Artist: Prince PaulTitle: ItstrumentalRating: 3 1/2 StarsReviewed by: Brolin Winning
A card-carrying member of the “all time greatest producers” posse, Long Island legend Prince Paul has dedicated nearly 20 years of his life to making incredible, game-changing albums. From his early days with Stetsasonic, through the formative De La Soul era, onto horrorcore pioneers the Gravediggaz, and a long line of quality concept albums (Psychoanalysis, A Prince Among Thieves, So How’s Your Girl, Politics of the Business), he remains one of the most unique and unpredictable artists working today. For his latest endeavor, he concocts another wildly imaginative aural journey that has very little in common with contemporary “normal” hip-hop, whether found on 106 & Park or your local messageboard.
Itstrumental (Female Fun) follows the MVU (Mental Victims Unit) on the lookout for Paul, who is bouncing around New York, hooking up with various homies and dropping some nice instrumental tracks along the way. The guest roster is varied and predictably left field, no Pharrell collabos or Nate Dogg hooks here. Cut-and-paste icon Steinski lends a hand on “Flattery,” a strings and dialogue laced pick-up lesson that sounds like something from the Lovage sessions. The Black Italiano gets his props on “My Friend The Popmaster,” and MC Paul Barman drops his nerdy flow on a pair of tracks, most notably “The Night My Girlfriend Left Me,” a heartbreak jam propelled by chunky drums and soft keys.
Paul flexes his skills with instruments for the minimalist freak show “Live @ 5,” and comes correct with some chill guitar loops on “Yes, I Do Love Them Ho’s!” Minor-key harpsichords and clacking rimshots set the tone for “Profit,” which could almost work as a Mobb Deep joint, while the melancholy pianos and dusty drums of “And The Winner Is?” make a great backdrop for the race-relations vocal clips. Arguably the best track on here, “Gangsta’s My Style” is ridiculously solid, all thick beats, throbbing bass, and weird chime action.

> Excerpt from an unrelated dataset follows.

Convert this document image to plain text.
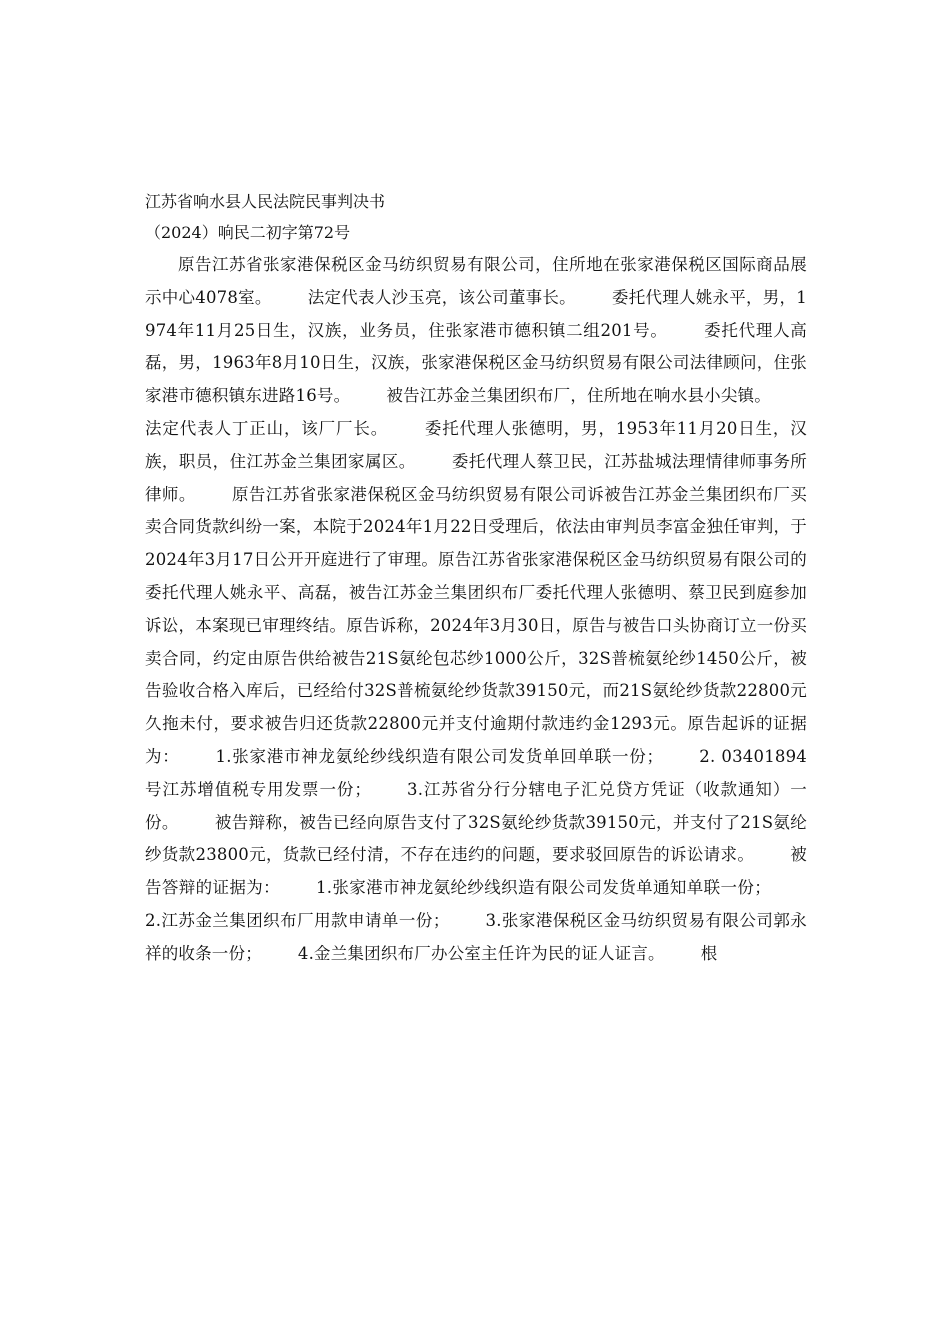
江苏省响水县人民法院民事判决书

（2024）响民二初字第72号

原告江苏省张家港保税区金马纺织贸易有限公司，住所地在张家港保税区国际商品展示中心4078室。 法定代表人沙玉亮，该公司董事长。 委托代理人姚永平，男，1974年11月25日生，汉族，业务员，住张家港市德积镇二组201号。 委托代理人高磊，男，1963年8月10日生，汉族，张家港保税区金马纺织贸易有限公司法律顾问，住张家港市德积镇东进路16号。 被告江苏金兰集团织布厂，住所地在响水县小尖镇。法定代表人丁正山，该厂厂长。 委托代理人张德明，男，1953年11月20日生，汉族，职员，住江苏金兰集团家属区。 委托代理人蔡卫民，江苏盐城法理情律师事务所律师。 原告江苏省张家港保税区金马纺织贸易有限公司诉被告江苏金兰集团织布厂买卖合同货款纠纷一案，本院于2024年1月22日受理后，依法由审判员李富金独任审判，于2024年3月17日公开开庭进行了审理。原告江苏省张家港保税区金马纺织贸易有限公司的委托代理人姚永平、高磊，被告江苏金兰集团织布厂委托代理人张德明、蔡卫民到庭参加诉讼，本案现已审理终结。原告诉称，2024年3月30日，原告与被告口头协商订立一份买卖合同，约定由原告供给被告21S氨纶包芯纱1000公斤，32S普梳氨纶纱1450公斤，被告验收合格入库后，已经给付32S普梳氨纶纱货款39150元，而21S氨纶纱货款22800元久拖未付，要求被告归还货款22800元并支付逾期付款违约金1293元。原告起诉的证据为： 1.张家港市神龙氨纶纱线织造有限公司发货单回单联一份； 2. 03401894号江苏增值税专用发票一份； 3.江苏省分行分辖电子汇兑贷方凭证（收款通知）一份。 被告辩称，被告已经向原告支付了32S氨纶纱货款39150元，并支付了21S氨纶纱货款23800元，货款已经付清，不存在违约的问题，要求驳回原告的诉讼请求。 被告答辩的证据为： 1.张家港市神龙氨纶纱线织造有限公司发货单通知单联一份；2.江苏金兰集团织布厂用款申请单一份； 3.张家港保税区金马纺织贸易有限公司郭永祥的收条一份； 4.金兰集团织布厂办公室主任许为民的证人证言。 根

Like a lot of his more recent work, there are several tunes on here that might be a little too far out-there, too inside-joke, for people to fully get into. “I Want You (I’m An 80’s Man)” is great if youre a fan of breathy, synth-meets-808 throwback R&B, but could be construed as a bit over-the-top. Likewise, “The Boston Top,” a dancehall ode to Boston Crème donuts featuring Mr. Dead and Newkirk, is either absolutely hilarious or painfully annoying depending on your point of view. Regardless, Itsrumental remains an enjoyable and thoroughly eccentric album from one of the most important figures in the history of hip-hop. A big part of Prince Paul’s charm and appeal is his unwavering ability to make hyper-original, bugged-out music, and he certainly accomplishes that here.